Dates De mi-décembre à début mars
Tarifs 700 fr. la journée (2 pers. max. par guide)
Le + Variété d’approches, spectaculaire, adrénaline

Bureau des guides de Leysin
Tél. 024 494 18 46
www.guideservice.ch

Cascade des gorges de Court (BE)

Toutes proches de Moutier, creusées par la Birse, les gorges de Court représentent un eldorado pour les grimpeurs. Pas moins de neuf cascades offrent des possibilités d’escalade. Lors des grands frimas, elles deviennent praticables. Les habitués qui les fréquentent les ont baptisées avec des noms pour le moins cocasses: "le dîner de cons", "le cadeau éphémère", "la cascade de l’escalier". Leur caractéristique commune se résume dans leur hauteur raisonnable et dans la variété des approches.

Dates De décembre à février, principalement par grand froid
Tarifs Jusqu'à 4 pers.: demi-journée 350 fr., journée 500 fr.
Le + Variété de parcours, hauteur relativement modeste

Nicolas Zambetti, guide de montagne
Tél. 078 741 17 99
www.nicolaszambetti.ch

Cascade des gorges du Pichoux, Sornetan (BE)

Dans les gorges du Pichoux, à la frontière des cantons du Jura et de Berne, les collines jurassiennes sauvages se révèlent dans leur splendeur hivernale. En amont de ces gorges, une série de cascades déploient leurs charmes. Facile d’accès, la cascade du pilier du Forgeron, située en aval, au nord d’Undervelier, est un site d’initiation très apprécié des grimpeurs. Mais les grimpeurs chevronnés lui préfèrent les hauteurs du lac Vert, où s’élèvent, par grand froid, de hauts murs de glaçons brillant de mille feux.
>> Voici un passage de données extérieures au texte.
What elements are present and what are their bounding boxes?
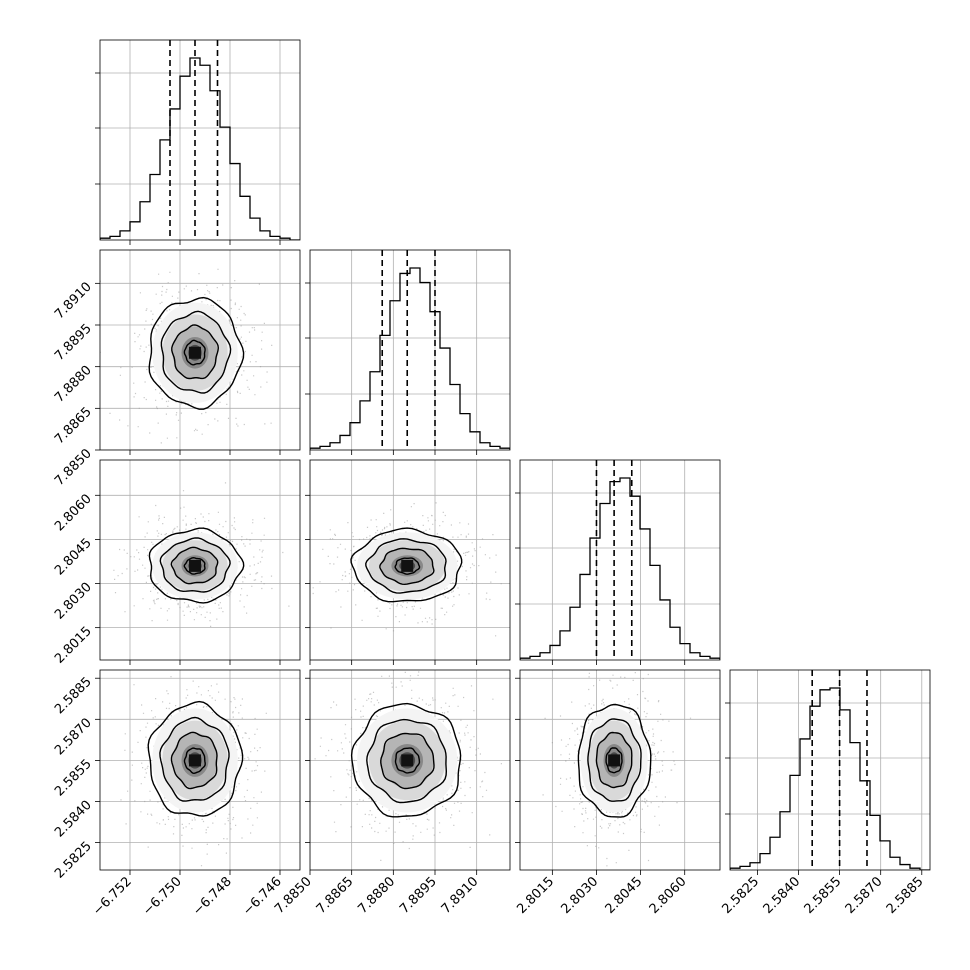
density-peak <box>401 559 414 572</box>
contour-line <box>183 339 206 366</box>
contour-line <box>148 296 245 410</box>
contour-line <box>595 731 633 789</box>
y-tick-label: 2.8060 <box>52 492 95 535</box>
x-tick-label: −6.748 <box>190 874 235 919</box>
x-tick-label: −6.750 <box>140 874 185 919</box>
y-tick-label: 2.5840 <box>52 798 95 841</box>
x-tick-label: 2.8030 <box>559 874 602 917</box>
x-tick-label: 2.5870 <box>843 874 886 917</box>
contour-line <box>159 537 231 593</box>
panel-content <box>520 670 720 870</box>
panel-frame <box>309 669 511 871</box>
histogram-0 <box>100 57 300 240</box>
contour-line <box>183 747 206 775</box>
panel-content <box>310 250 510 450</box>
panel-1-1 <box>305 249 511 455</box>
contour-line <box>577 703 652 818</box>
density-peak <box>189 346 201 359</box>
panel-content <box>520 460 720 660</box>
contour-line <box>159 716 230 802</box>
y-tick-label: 7.8865 <box>52 405 95 448</box>
x-tick-label: 7.8880 <box>355 874 398 917</box>
y-tick-label: 7.8850 <box>52 446 95 489</box>
density-peak <box>189 559 201 572</box>
panel-frame <box>99 39 301 241</box>
panel-frame <box>519 459 721 661</box>
panel-frame <box>309 249 511 451</box>
panel-content <box>100 460 300 660</box>
contour-line <box>170 731 218 790</box>
scatter-points <box>314 671 502 861</box>
x-tick-label: −6.752 <box>90 874 135 919</box>
histogram-1 <box>310 267 510 450</box>
panel-frame <box>519 669 721 871</box>
panel-content <box>730 670 930 870</box>
panel-2-1 <box>305 459 511 665</box>
contour-line <box>170 546 219 585</box>
x-tick-label: 2.5840 <box>761 874 804 917</box>
x-tick-label: 2.5825 <box>719 874 762 917</box>
panel-content <box>100 40 300 240</box>
contour-line <box>394 557 421 575</box>
histogram-3 <box>730 687 930 870</box>
panel-0-0 <box>95 39 301 245</box>
x-tick-label: 2.8045 <box>603 874 646 917</box>
y-tick-label: 7.8880 <box>52 363 95 406</box>
panel-frame <box>309 459 511 661</box>
density-peak <box>401 754 414 767</box>
y-tick-label: 2.5825 <box>52 839 95 882</box>
contour-line <box>171 324 220 380</box>
x-tick-label: 7.8895 <box>397 874 440 917</box>
y-tick-label: 2.8015 <box>52 624 95 667</box>
contour-line <box>379 547 435 586</box>
contour-line <box>148 527 245 604</box>
panel-content <box>310 460 510 660</box>
panel-content <box>100 250 300 450</box>
contour-line <box>380 732 435 790</box>
panel-content <box>100 670 300 870</box>
x-tick-label: 2.8015 <box>514 874 557 917</box>
contour-line <box>350 702 462 818</box>
contour-line <box>350 527 463 603</box>
density-peak <box>608 754 621 767</box>
contour-line <box>160 310 232 394</box>
y-tick-label: 2.8045 <box>52 536 95 579</box>
contour-line <box>587 718 642 802</box>
x-tick-label: 2.5885 <box>884 874 927 917</box>
panel-frame <box>729 669 931 871</box>
panel-frame <box>99 669 301 871</box>
contour-line <box>366 718 448 804</box>
contour-line <box>147 700 244 817</box>
histogram-2 <box>520 477 720 660</box>
contour-line <box>394 747 421 774</box>
panel-3-0: −6.752 −6.750 −6.748 −6.7462.58252.58402.58… <box>52 669 301 919</box>
x-tick-label: 2.5855 <box>802 874 845 917</box>
panel-frame <box>99 459 301 661</box>
panel-content <box>310 670 510 870</box>
contour-line <box>183 556 206 575</box>
x-tick-label: 2.8060 <box>647 874 690 917</box>
x-tick-label: 7.8910 <box>439 874 482 917</box>
density-peak <box>189 754 201 767</box>
panel-frame <box>99 249 301 451</box>
y-tick-label: 2.5885 <box>52 674 95 717</box>
contour-line <box>605 747 623 774</box>
y-tick-label: 2.8030 <box>52 580 95 623</box>
panel-2-2 <box>515 459 721 665</box>
y-tick-label: 2.5855 <box>52 757 95 800</box>
y-tick-label: 2.5870 <box>52 716 95 759</box>
scatter-points <box>312 502 502 637</box>
panel-3-2: 2.8015 2.8030 2.8045 2.8060 <box>514 669 721 917</box>
y-tick-label: 7.8895 <box>52 321 95 364</box>
x-tick-label: 7.8865 <box>314 874 357 917</box>
contour-line <box>365 538 447 594</box>
y-tick-label: 7.8910 <box>52 280 95 323</box>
Dates De décembre à février, principalement par grand froid
Tarifs Jusqu'à 4 pers.: demi-journée 350 fr., journée 500 fr.
Le + Ensoleillé, site naturel grandiose

Nicolas Zambetti, guide de montagne
Tél. 078 741 17 99
www.nicolaszambetti.ch

Initiation sur torrent gelé

Il existe un joli torrent classique, pour initiation, qui se nomme "Cheneau de l'envers" au-dessus de Cortébert dans le vallon de Saint-Imier (BE). Il fait 300 m de dénivellation avec plein de petits ressauts faciles.